Image Convert

Convert images between PNG, JPEG, and WebP

Source
Upload an image
Output
Click Convert

Which format should you use?

PNG: lossless, supports transparency. Best for screenshots, logos, illustrations with sharp edges. Larger file sizes than lossy formats. JPEG: lossy, no transparency. Best for photos with smooth gradients. Smaller files at the cost of artifacts.

WebP: modern, supports both lossless and lossy modes plus transparency. ~25–35% smaller than equivalent JPEG/PNG. Universally supported by browsers since ~2020. AVIF: even smaller than WebP, but slower to encode and not yet supported in every image library — best for production photography pipelines, less convenient for ad-hoc conversion.

Common use cases

  • Convert a phone screenshot from PNG to JPEG to halve its file size for email.
  • Convert a stock photo from JPEG to WebP for a faster-loading web page.
  • Strip transparency from a PNG by exporting to JPEG against a white background.
  • Bulk-convert a folder by repeating the process — drag in each file, convert, download.

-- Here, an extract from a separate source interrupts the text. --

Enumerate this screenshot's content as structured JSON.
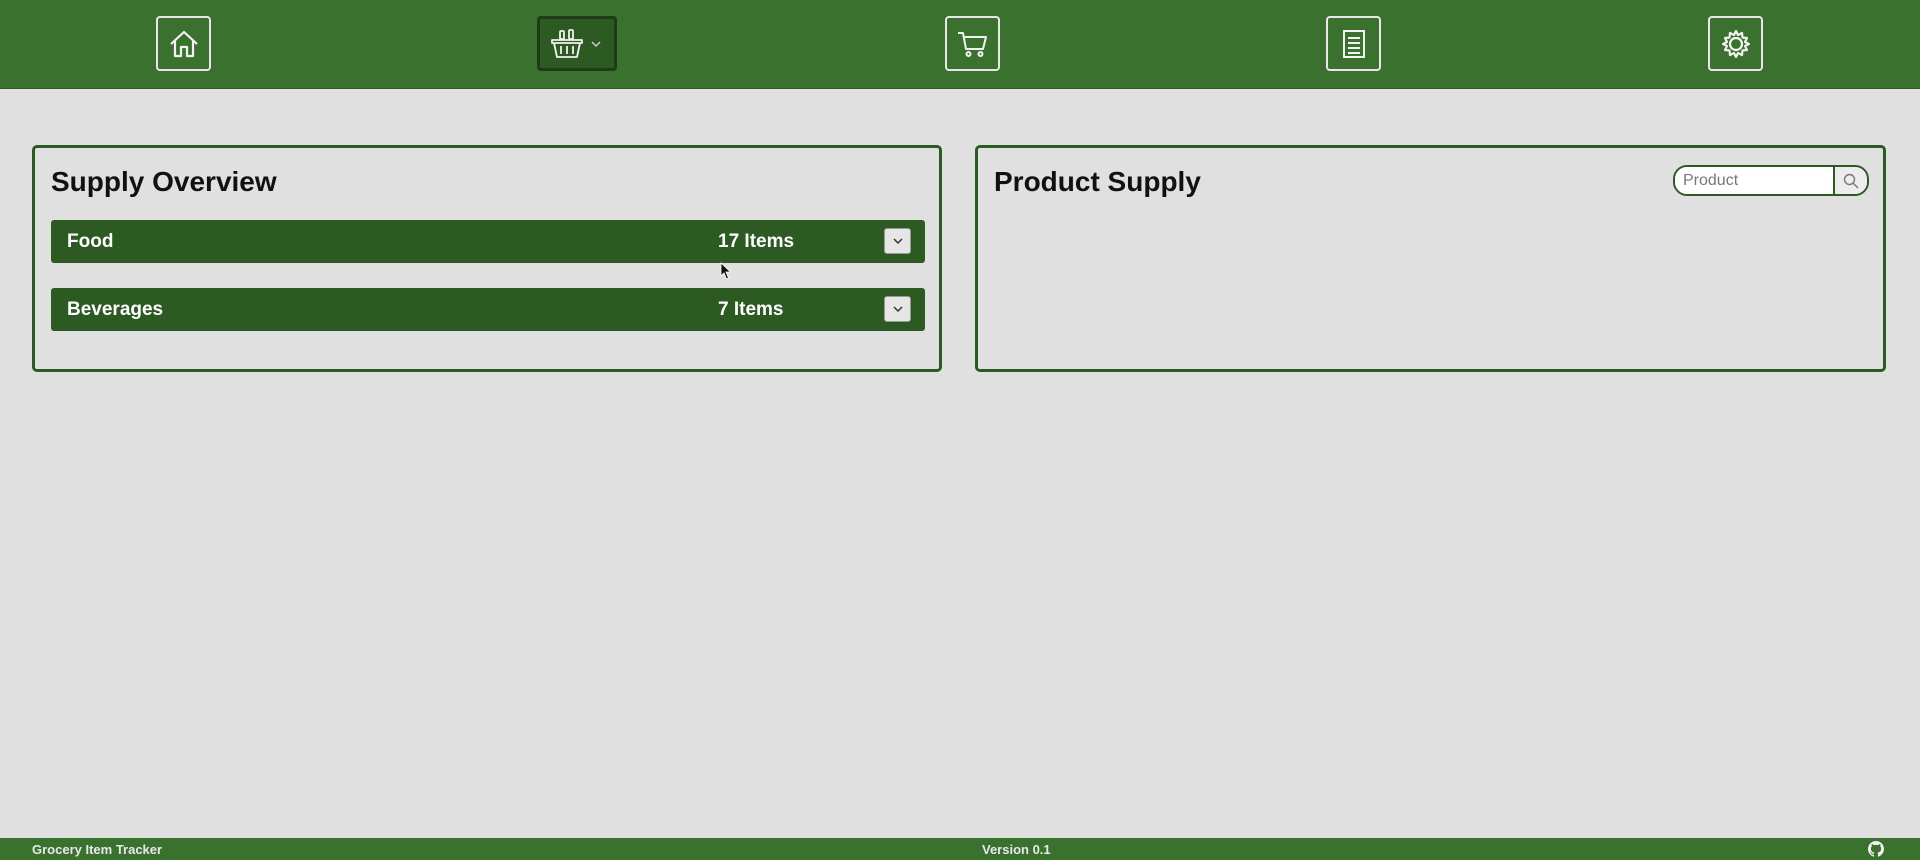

Frequently asked questions

Why is the converted file larger than the original?

If you converted a JPEG (already heavily compressed) to PNG (lossless), the output is always larger. PNG can't recover information JPEG already discarded.

Does converting JPEG to JPEG re-compress and lose quality?

Yes — re-encoding always loses some data. Avoid round-tripping JPEGs through editors more than necessary.

Is AVIF supported?

Browser support for AVIF encoding varies — Chrome and Edge can encode, Firefox and Safari support display but not Canvas-based encoding. The tool falls back to WebP if AVIF encoding fails.

Can I convert multiple files at once?

The tool handles one image at a time. For batch conversion, the macOS Finder or Windows Photos can do bulk format changes locally.

Is my image uploaded?

No. Conversion uses the browser's Canvas API; the file stays on your device throughout.